You just need to skim the shaft between centers to get nearly a full cleanup, with a generous radius where it meets unworn area. Then take a piece of steel stock large enough to machine down to match a new pulley, bore it to fit very close to whatever size you ended up with on the existing shaft and perhaps even shrink it on. Just part it off at that point. Heat the sleeve, freeze the shaft.  Once you have it on and it's stable, back between centers and finish turn the OD. If it makes you more comfortable, drill a dimple thru the sleeve into the shaft for the set screw. HOWEVER..... 
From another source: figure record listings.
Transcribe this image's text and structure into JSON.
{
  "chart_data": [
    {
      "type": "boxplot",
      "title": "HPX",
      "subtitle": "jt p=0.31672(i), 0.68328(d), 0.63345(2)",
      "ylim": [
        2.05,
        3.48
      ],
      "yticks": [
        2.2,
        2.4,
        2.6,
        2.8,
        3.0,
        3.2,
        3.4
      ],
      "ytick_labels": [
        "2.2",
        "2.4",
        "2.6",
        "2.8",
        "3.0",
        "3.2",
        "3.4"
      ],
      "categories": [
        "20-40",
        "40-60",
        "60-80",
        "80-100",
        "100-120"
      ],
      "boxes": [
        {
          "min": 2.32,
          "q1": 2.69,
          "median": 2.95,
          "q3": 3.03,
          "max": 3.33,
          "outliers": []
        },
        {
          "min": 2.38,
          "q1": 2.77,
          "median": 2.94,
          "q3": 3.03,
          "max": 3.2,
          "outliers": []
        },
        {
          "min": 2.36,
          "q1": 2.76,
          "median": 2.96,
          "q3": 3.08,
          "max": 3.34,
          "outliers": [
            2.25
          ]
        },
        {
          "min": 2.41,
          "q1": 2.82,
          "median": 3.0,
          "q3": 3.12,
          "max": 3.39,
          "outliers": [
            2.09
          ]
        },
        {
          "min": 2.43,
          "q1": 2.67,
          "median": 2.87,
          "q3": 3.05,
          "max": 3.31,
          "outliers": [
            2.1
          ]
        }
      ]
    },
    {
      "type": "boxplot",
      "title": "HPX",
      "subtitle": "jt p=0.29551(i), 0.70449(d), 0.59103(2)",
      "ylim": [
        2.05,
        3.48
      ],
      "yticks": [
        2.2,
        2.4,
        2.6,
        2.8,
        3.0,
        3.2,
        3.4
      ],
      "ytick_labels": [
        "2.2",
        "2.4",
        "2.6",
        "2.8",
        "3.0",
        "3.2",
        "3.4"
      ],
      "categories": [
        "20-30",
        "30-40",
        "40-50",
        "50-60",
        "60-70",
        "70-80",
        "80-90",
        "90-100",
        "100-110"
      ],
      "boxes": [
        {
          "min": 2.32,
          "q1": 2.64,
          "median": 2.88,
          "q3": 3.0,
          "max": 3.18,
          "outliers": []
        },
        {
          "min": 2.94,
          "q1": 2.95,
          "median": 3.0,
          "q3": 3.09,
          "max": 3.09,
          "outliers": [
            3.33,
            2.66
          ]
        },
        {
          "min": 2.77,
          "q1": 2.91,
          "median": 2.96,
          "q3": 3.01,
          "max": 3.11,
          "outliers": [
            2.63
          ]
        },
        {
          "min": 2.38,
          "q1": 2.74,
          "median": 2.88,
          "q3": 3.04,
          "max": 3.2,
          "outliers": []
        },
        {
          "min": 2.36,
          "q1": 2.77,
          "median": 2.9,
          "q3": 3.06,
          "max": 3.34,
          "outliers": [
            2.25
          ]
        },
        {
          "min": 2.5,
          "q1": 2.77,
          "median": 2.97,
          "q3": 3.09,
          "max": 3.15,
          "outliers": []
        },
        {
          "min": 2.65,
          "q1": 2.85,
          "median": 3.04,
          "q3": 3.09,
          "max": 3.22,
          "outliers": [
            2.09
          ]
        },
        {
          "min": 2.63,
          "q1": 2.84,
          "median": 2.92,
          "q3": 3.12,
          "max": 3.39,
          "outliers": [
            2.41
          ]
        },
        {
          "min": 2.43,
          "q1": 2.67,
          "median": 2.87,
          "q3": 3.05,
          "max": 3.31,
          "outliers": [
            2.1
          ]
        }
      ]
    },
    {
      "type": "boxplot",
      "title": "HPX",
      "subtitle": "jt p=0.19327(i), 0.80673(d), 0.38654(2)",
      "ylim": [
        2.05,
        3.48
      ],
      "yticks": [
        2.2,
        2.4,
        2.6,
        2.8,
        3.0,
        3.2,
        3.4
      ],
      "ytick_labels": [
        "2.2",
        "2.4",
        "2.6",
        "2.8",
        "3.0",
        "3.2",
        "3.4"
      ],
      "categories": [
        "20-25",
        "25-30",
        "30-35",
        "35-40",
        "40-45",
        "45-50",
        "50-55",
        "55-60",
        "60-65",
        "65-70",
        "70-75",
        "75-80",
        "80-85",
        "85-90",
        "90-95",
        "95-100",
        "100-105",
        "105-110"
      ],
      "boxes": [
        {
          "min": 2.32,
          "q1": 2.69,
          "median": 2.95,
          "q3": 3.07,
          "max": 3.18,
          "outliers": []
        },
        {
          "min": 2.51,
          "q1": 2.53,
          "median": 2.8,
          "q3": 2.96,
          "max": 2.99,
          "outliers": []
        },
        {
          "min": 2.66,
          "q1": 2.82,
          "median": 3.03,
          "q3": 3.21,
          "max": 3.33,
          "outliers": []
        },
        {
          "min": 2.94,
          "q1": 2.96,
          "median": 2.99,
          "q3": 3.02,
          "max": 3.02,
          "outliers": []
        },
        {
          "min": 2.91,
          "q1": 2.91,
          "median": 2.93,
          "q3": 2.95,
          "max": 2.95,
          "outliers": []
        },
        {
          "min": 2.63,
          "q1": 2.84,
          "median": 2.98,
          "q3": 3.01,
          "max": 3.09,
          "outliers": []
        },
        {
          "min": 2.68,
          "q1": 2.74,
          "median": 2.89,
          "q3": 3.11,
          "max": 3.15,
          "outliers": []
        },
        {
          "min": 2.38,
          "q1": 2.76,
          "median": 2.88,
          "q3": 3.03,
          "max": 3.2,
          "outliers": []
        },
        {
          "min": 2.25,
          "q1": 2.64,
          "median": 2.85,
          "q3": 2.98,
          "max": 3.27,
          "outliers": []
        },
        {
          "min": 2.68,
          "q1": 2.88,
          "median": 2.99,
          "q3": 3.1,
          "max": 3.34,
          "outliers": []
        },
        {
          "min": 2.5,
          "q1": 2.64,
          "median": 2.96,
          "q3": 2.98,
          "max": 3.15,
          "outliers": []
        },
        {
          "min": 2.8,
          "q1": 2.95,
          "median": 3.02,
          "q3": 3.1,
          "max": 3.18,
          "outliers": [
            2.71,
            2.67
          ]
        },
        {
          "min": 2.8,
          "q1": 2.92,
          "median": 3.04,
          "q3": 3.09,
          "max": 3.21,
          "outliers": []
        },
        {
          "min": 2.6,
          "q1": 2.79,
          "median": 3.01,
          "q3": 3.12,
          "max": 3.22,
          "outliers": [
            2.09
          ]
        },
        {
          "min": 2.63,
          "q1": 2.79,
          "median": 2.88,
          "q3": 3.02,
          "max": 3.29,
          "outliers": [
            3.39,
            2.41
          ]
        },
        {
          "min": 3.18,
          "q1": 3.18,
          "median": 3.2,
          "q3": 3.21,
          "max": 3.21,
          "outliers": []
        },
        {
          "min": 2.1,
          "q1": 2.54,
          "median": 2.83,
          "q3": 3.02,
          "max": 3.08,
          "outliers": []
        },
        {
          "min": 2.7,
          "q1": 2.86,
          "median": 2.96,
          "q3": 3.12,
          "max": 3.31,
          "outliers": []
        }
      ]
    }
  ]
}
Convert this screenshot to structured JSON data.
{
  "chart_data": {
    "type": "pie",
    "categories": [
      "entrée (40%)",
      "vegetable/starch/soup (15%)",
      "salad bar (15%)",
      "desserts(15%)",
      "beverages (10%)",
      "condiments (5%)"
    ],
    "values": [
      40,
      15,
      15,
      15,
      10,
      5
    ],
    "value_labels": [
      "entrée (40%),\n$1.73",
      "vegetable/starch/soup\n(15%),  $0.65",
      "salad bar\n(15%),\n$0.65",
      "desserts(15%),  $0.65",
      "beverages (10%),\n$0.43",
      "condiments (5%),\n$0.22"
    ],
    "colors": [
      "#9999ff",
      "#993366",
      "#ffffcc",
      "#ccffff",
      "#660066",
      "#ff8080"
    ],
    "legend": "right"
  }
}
My 1947 Delta has a keyed shaft, if I'm not mistaken, so there is a complication that requires a slot to be cut in the sleeve. Only has to be as long as the key, if there is one though. Hopefully, the shaft isn't so damaged that you end up machining it down enough to lose the keyway.


----------



## Cavediver (May 11, 2017)

No key on this one, just a chewed up shaft!


----------



## 4GSR (May 11, 2017)

I would cut the shaft off, drill and bore a hole about 1" into the cutter head, bevel the edge with a good weld bevel.  Then make a oversize stub shaft that would be a slip fit in the hole, even a slight interference fit, weld it in place.  Last machine the new stub shaft to size.


----------



## 4ssss (May 11, 2017)

Turn it down, shrink a bushing on it and turn it back to size.


----------



## benmychree (Jun 2, 2017)

I might (if I were you) take the head to a weld shop and have them build the shaft up with weld probably Tig weld with mild steel, bring it home and chuck the good end carefully for concentricity with the bad end held in a steady rest, then recut the center to make sure that the weld did not warp the shaft, then support it with the center and recut the shaft to the original size, and key it, then make or buy a new pulley, or possibly sleeve the old one if there is enough thickness to allow a sleeve that has enough wall thickness for a keyway.
Recutting the center is done with either a tool that can be adjusted to the correct angle (30 deg off the center line) or a center reamer (looks like a center drill with no straight portion, just a sharp point) a center drill will pretty much just follow the old pilot drill, but one can be held in a boring bar holder with the lips horizontal and be used like a boring tool, set out to enlarge the existing hole, then be set on center and be used to ream the center back to concentricity.


----------



## KBeitz (Oct 15, 2018)

Lathe a tapered hole in your pulley for an H bushing and your problems will go away...


----------



## Silverbullet (Oct 18, 2018)

Fix weld up the shaft and turn to size needed. Then I would use a woodruff cutter and use the size needed for pulley . Moon keys are better then straight type in my opinion . At least for this type of machine .


----------



## MarkM (Oct 18, 2018)

Here s a mandrel I made.  I couldn t get something dialed in and also wanted to add to the shop so I came up with the idea of a press fit of friction drive and also to be able to place it with the spacers where I want it.  Taper of 9985" to 1.0015".  Moved the tailstock over before finish size to come to this taper.  Used it a few times now.  I had the stainless off a propshaft given to me so cost me my time.   There s a bushing I used for a press fit and the larger boss as well a press fit.  Didn t have the stock diameter so had to use plate for that one.  So if you make one it s going to be a project so I d go the easy route and turn it down and bush the shaft.  Easy peasy!  Or have fun with a mandrel project.


----------



## P. Waller (Oct 19, 2018)

How do you turn a bore with a mandrel and tail stock in the way?


----------



## MarkM (Oct 19, 2018)

I offset my tailstock to turn the taper on the shaft.  The nut and washer for pressure with the right combination of washers for spacing. For example I can use a bushing like the one on the shaft for a brake drum where the bearing would go.  Like i said earlier it was to be able to run true.  This was a 42 ford pickup brake drum with a hub rusted and missing a lug bolt.  I didn t feel comfortable the way the jaws clamped the cast hub so that s what started that project.  Customer was a mechanic and said he would deal with the hub. A can of worms for sure!  I can also use it to inspect something with a slight lose fit spaced accordingly and also sqeeze something to turn.  That shaft with the two collars and the 60 degree shaft beside is used to put the tailstock back true.  Rather than take the chuck off and use a dead centre i ll recut that 60 degrees each time and run that shaft between centres and take a cut of each collar and measure. When the same it s straight.  I just use friction drive off the dead centre and take a very light cut.  The vfd with soft start helps with that.  You may have to take your chuck off and and put the dead centre in if you keep fighting the polish from the abrupt starts and spins. Maybe not. I first used a dead centre in the tailstock then checked my live centre. Same measurement again so all good now for accurate cuts.


----------